For those unfamiliar, think Nespresso. The technical
term for them is a “single-serve
coffee container.” It’s somewhat confusing as the term “pod” now generally
refers to “coffee capsules,” the aluminium or plastic package encompassing
ground coffee. The Nespresso System was invented in 1976, quite some time ago,
but it was to be another decade before it would actually start to sell.
But, speciality coffee is trying to strike back, spurred
on by Nespresso’s patent expiring in 2012. I have heard of no less than six
groups of people within the industry trying to develop their own line of pods.
The two which have gone public, and of which I’ve had the opportunity to try,
have been Pact Coffee’s new “Pact
Pods” and the World Barista Champion Maxwell Colonna Smalls “Capsules”.

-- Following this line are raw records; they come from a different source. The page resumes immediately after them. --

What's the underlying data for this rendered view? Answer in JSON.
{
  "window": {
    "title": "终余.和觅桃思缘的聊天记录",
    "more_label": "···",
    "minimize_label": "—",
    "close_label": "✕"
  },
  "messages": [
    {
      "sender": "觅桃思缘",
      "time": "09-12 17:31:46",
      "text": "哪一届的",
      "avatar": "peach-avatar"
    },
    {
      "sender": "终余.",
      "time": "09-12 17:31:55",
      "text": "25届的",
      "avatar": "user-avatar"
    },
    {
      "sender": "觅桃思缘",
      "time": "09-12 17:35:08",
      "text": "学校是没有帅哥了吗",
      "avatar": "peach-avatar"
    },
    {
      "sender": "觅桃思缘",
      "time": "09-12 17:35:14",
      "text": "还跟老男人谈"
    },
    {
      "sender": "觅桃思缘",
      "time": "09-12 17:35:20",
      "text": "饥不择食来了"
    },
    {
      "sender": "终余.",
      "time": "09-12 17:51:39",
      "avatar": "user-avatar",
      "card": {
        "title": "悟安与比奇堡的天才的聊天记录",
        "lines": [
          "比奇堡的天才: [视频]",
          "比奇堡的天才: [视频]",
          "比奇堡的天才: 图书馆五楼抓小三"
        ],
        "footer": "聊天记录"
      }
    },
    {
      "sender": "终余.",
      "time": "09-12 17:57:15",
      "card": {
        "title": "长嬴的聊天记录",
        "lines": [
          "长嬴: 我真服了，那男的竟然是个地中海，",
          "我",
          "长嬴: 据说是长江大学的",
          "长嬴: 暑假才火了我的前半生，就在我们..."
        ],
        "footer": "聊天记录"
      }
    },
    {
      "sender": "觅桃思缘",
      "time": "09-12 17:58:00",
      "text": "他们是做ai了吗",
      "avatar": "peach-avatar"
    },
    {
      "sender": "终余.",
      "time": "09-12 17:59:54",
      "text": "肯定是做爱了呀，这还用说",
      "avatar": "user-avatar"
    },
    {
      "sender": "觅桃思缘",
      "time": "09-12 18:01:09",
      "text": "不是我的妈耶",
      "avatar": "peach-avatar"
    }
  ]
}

Mexwell speaks to specialty coffee pundits about pods at an event hosted by Assembly Coffee. |
I’m not going to go into too much detail about the
pros and cons of pods. I’m sure there’s going to be no shortage of coverage
from far better coffee pundits. Rather, I’m just going to tell you what I think
about pods.
It might surprise you, but I don’t actually find them
that bad.
It certainly tastes likes nothing you’ve had
before. It doesn’t taste like filter. And it doesn’t taste like espresso. Proponents
describe it as being a mix between both. What’s fascinating is that you do get
tasting notes. You get acidity, sweetness, and flavour (mouthfeel is a bit
lacking for me.)
I think about the Daniel from seven years ago, the
one who knew little about speciality coffee, but everything about falling for marketing
gimmicks from retail coffee brands. If he had the opportunity to not only buy
Grade 1 coffee, but also have a fool proof way of making it at home, surely
that’s a good thing? At least as a way to get him further into speciality
coffee.
I don’t buy everything from the pod-enthusiasts. I
think there’s a lot of rubbish. The idea that restaurants could embrace pods is
a bit hard to swallow. They’re terrible for the environment. They’re also a bit
of a rip-off and there’s a question about how ethical their mark-ups are on farmers.